Drug-related Deaths among Recently Released Offenders: A Review of the Literature
What we looked at
Severe substance abuse problems are highly prevalent among offenders. Substance abuse programs exist within institutions to address these issues however some offenders return to problematic illicit drug use upon release. Transition to the community may be a stressful period marked by emotional distress which can often trigger relapses. Drug overdose is an important and sometimes deadly consequence of relapse, and is especially problematic for the period immediately following release. The purpose of this review is to examine the recent international literature on drug-related deaths among recently released offenders, factors associated with fatal overdose and interventions for overdose prevention and management.
What we found
A recent international meta-analysis examining drug-related deaths within the first year post-release from prison shows that the initial two weeks following release have a three to eightfold increased risk for drug-related deaths compared to the subsequent ten weeks (Merrall et al., 2010). Overdoses may be the result of a decrease in tolerance to drugs following a sustained abstinence, drug purity variations, or a change in drug use behaviours and route of administration (Moller et al., 2010). Studies examining different drug-using populations found risk factors associated with fatal overdoses; these include opiate use, injection drug use, binge drug use, unstable housing, and polydrug use, especially a combination of depressant drugs (benzodiazepine, alcohol, opiates and other tranquilizers) (Darke, 2003; WHO, 2010). Studies documenting the circumstances under which overdoses occur have found that they are generally witnessed by friends, partners or family (Seal, 2005). Most overdoses are treatable, however regrettably bystanders do not always seek assistance out of fear of legal repercussions, perceived lack of need, or lack of phone access (Seal, 2005;). Many countries have adopted community-based Naloxone distribution (a drug used to counteract the effects of opiate overdose) as a means for overdose prevention and management. Naloxone programs typically involve training on its use and effects along with a dose of medicine for use on peer victims. Investigations on the safety and feasibility of these programs have returned largely positive results (Seal, 2005; WHO, 2010). Since most overdoses are being witnessed in the community, offering training on life-saving measures provides invaluable knowledge to those most likely to make use of it. Ensuring accessibility to community methadone maintenance programs for opiate dependent users is a key component to prevent fatal overdoses.
What it means
Offenders exhibiting severe drug use problems, specifically opiate users, are at a high risk for fatal overdose in the initial weeks following release. As part of CSC's priority to provide continuous care and safe transition into the community, offenders who are at high risk of overdose should be identified and targeted for intervention to prevent drug-related deaths. Overall, this review highlights the importance for practical and effective overdose prevention interventions for the period immediately before and after release, for instance safe-use education and prescription of Naloxone and the continuity of the community Methadone maintenance program. Studies examining the prevalence and characteristics of overdoses among Canadian offender could provide invaluable information on which offenders are most at risk in order to target these susceptible individuals. Additionally, CSC could benefit from a deeper look into innovative life-saving strategies for overdose prevention and treatment.

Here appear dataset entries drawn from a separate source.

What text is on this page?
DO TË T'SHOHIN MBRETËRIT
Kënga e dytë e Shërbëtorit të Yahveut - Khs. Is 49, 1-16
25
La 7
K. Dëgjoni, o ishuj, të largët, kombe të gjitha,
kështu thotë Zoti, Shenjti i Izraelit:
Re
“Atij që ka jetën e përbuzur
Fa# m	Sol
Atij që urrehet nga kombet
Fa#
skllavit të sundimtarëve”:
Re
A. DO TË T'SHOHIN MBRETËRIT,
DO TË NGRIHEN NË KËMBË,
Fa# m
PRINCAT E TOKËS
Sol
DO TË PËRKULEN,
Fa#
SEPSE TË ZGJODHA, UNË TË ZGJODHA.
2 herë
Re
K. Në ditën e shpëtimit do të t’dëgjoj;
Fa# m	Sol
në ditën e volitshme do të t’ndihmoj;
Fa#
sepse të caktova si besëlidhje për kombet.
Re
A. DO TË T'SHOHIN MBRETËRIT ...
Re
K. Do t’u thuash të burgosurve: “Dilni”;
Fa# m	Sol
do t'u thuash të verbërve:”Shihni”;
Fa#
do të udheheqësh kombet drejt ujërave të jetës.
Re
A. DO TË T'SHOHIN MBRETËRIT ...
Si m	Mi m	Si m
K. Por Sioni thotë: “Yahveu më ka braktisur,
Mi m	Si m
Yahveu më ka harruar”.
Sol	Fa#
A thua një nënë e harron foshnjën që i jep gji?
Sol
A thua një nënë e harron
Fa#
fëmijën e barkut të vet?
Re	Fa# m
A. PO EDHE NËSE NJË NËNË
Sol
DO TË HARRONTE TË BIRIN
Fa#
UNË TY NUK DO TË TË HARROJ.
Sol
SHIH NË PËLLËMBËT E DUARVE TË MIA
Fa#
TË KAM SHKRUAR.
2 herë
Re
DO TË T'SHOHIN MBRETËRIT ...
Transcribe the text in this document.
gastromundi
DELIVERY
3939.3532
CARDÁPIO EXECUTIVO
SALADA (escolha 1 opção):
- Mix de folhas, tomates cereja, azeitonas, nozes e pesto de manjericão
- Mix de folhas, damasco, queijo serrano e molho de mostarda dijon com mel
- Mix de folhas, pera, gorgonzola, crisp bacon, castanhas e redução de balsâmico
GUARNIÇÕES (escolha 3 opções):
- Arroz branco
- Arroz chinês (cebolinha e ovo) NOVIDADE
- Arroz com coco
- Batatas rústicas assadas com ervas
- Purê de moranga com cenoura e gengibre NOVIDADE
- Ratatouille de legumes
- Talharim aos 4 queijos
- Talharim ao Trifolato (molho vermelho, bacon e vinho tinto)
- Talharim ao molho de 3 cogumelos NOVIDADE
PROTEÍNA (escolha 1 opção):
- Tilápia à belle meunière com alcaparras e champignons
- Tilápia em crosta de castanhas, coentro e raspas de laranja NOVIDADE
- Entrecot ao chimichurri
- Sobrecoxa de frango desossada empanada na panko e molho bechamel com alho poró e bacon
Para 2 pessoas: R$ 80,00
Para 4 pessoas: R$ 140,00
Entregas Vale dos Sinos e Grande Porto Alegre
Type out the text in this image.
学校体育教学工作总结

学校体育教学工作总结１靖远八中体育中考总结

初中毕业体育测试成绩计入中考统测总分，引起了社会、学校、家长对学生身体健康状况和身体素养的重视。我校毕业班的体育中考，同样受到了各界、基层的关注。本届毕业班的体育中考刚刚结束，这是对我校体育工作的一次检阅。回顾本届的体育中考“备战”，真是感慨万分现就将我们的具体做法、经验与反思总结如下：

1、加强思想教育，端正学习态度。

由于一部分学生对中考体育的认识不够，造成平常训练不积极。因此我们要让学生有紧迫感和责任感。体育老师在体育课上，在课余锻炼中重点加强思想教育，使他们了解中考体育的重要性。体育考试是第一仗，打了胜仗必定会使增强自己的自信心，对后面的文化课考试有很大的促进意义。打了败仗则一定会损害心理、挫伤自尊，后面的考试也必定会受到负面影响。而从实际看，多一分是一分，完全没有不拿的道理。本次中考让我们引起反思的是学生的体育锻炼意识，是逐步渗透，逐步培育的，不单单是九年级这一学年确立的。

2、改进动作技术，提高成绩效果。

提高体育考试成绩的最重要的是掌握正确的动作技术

Darke, S. (2003), Polydrug use and overdose: overthrowing old myths. Addiction, 98: 711.
Merrall, E. L. C., Kariminia, A., Binswanger, I. A., Hobbs, M. S., Farrell, M., Marsden, J. et al. (2010). Meta-analysis of drug-related deaths soon after release from prison. Addiction, 105, 1545-1554.
Moller, L. F., Matic, S., van den Bergh, B. J., Moloney, K., Hayton, P., & Gatherer, A. (2010). Acute drug-related mortality of people recently released from prisons. Public Health, 124, 637-639.
Seal, K. H., Thawley, R., Gee, L., Bamberger, J., Kral, A. H., Ciccarone, D. et al. (2005). Naloxone distribution and cardiopulmonary resuscitation training for injection drug users to prevent heroin overdose death: a pilot intervention study. J.Urban.Health, 82, 303-311.
WHO (2010). Prevention of acute drug-related mortality in prison populations during the immediate post-release period, World Health Organization Europe, Copenhagen.